Joplin have a code-signing certificate from a Certificate Authority. This means that when the app is packaged the package contains an embedded cryptographic signature. The OS checks the validity of this signature upon installation. If someone alters the package or it has been corrupted during download the check will fail and the OS will alert the user to that fact. So the checking is automatic and requires no action from the user. Code signing works with MacOS, Windows, Android and IOS. It is only the Linux AppImage that cannot use code signing certificates and so that one has a published SHA512 checksum to enable the user to undertake a manual integrity check.
You are confusing the desktop and Android apps.
As of today the latest desktop (Windows / MacOS / Linux) release version is 3.1.24. The latest desktoppre-release (beta / release candidate) version is 3.2.4 (See Joplin Releases)

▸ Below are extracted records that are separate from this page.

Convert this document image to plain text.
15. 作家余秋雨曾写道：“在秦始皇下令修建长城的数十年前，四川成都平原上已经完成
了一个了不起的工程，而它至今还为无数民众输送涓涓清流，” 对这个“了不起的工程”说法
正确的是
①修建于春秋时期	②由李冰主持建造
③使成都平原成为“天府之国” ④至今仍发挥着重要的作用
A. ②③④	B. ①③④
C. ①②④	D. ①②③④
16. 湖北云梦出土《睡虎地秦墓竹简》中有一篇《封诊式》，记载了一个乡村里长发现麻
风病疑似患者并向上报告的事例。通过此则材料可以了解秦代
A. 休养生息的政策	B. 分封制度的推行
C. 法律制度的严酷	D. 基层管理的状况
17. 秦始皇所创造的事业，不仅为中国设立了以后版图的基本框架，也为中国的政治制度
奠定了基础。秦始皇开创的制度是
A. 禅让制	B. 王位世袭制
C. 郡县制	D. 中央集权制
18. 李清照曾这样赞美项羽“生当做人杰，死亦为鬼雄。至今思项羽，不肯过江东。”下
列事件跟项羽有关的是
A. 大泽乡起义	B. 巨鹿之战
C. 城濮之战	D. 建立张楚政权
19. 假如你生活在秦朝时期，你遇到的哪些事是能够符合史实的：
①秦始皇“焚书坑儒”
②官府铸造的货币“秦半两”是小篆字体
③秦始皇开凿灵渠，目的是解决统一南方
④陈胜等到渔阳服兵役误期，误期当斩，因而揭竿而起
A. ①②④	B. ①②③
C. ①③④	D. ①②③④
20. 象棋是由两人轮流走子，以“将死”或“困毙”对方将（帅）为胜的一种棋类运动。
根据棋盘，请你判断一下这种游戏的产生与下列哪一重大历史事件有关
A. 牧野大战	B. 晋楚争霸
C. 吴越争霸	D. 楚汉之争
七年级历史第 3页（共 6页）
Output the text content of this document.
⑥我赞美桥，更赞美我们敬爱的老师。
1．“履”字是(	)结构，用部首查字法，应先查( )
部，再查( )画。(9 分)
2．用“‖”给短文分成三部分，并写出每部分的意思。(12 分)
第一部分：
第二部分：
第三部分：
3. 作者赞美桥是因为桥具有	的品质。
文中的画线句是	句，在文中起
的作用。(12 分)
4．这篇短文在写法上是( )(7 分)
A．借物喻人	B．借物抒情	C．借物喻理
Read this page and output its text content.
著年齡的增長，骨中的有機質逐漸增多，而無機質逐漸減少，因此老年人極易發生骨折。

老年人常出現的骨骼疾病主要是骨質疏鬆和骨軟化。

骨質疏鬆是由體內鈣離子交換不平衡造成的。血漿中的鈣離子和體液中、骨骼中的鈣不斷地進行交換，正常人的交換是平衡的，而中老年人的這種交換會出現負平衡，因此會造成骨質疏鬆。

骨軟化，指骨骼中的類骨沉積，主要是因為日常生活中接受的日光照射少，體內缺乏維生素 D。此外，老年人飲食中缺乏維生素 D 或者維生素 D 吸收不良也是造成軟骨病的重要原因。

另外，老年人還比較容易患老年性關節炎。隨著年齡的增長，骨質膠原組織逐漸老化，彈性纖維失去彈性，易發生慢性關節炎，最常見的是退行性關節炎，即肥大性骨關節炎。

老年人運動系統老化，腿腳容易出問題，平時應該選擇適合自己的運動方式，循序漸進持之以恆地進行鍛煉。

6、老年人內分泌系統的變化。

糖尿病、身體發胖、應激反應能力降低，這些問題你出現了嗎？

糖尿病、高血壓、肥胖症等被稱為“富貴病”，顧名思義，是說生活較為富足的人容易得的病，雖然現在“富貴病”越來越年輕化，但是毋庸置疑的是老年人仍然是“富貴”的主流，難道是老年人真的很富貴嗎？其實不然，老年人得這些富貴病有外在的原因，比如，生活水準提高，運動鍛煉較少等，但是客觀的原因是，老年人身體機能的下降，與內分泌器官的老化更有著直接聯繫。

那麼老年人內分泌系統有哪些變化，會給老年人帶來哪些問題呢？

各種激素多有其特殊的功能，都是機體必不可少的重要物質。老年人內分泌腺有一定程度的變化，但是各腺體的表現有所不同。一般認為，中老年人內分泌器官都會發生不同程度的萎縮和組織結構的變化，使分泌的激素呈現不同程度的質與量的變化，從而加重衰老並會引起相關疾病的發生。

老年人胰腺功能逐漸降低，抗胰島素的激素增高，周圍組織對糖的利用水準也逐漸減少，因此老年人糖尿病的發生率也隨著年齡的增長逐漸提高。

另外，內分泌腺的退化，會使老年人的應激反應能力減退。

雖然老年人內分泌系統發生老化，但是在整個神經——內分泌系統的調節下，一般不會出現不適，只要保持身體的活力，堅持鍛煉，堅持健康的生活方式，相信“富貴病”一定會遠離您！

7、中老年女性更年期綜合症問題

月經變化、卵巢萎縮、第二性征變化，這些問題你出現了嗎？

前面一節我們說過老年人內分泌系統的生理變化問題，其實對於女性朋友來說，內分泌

As of today the latest Android release version is 3.1.7. The latest Androidpre-release (beta / release candidate) version is 3.2.3 (See Joplin-Android Releases)
People have asked for a hash before, but personally I notice people seem to value the hash too highly.
The hash by itself only confirms the checksum of the package. How can you trust the hash itself? It needs another file that verifies the hash of the hash. But then how do you trust this recursion?
The answer is the key signature mentioned above; the apk contains both the hash of itself, but also a cryptographically signed proof that the hash is correct as per Laurent/Joplin. Android can see this natively and would pick up if the APK you downloaded doesn't come from the same source as the first and respond by refusing to install the package.
Which means as long as you validate the first install you'd be fine; and the ideal way of doing that is with Android's apksigner from Android Studio
Thank you for the explanation. I understand that the OS verifies the integrity of the APK during installation. However, I’d like to ensure that the APK I’m installing comes directly from the official Joplin developers and has not been tampered with.
To do this, I need the SHA-256 fingerprint of the signing certificate (not the hash of the entire APK). This fingerprint allows me to verify that the APK signature matches the one officially provided by Joplin. Tools like AppVerifier on GrapheneOS rely on this information to cross-check the signature and ensure the APK's authenticity.
Would you be able to share the SHA-256 certificate fingerprint? This is a common request among security-focused users who install APKs manually.
Thank you again!
Thank you for the clarification, and I apologize for causing confusion on this point.
That said, I just wanted to note that the version available on the Google Play Store is already listed as 3.1.8, which seems a bit odd. I have no idea where they pulled that version from, as it doesn’t match what’s published on GitHub.
Thanks again for your patience and for helping me understand this better!
Thank you for your response. I appreciate the explanation, but I believe we’re slightly talking past each other here.
I understand the limitations of hashes, as I already mentioned in my previous reply. My focus isn’t on verifying the hash of the APK itself but rather on confirming the SHA-256 fingerprint of the signing certificate. Having this fingerprint allows me to cross-verify that the APK was indeed signed by the official Joplin developers.
You’re absolutely right that apksigner can be used to validate the signature, but that requires access to a terminal (e.g., via Termux on GrapheneOS) and running manual verification commands. While this works, it’s far less convenient compared to simply using a tool like AppVerifier on GrapheneOS, where I can quickly check the signature against a known certificate fingerprint.
Ah, so you mean you want the signing public key's fingerprint to be displayed somewhere; so you can prove that app.joplin from Laurent22 isn't app.joplin from Evil66 (Laurent22)?
I'd imagine that doesn't change too often and it makes sense for what you're needing it for, I'm not sure they are published publically (aside from however Google Play cross-signs them), so you could technically grab them from the current release and compare it over time; but all the better if they were publically available anyway (since they'd be signed and version controlled in Github!)
As a one off quick thing to have public I think it probably makes sense to have somewhere, the downloads page or FAQ would be ideal. The key shouldn't change across revisions so isn't really a "release artifact" per github, but it wouldn't be wrong per se to just have it there.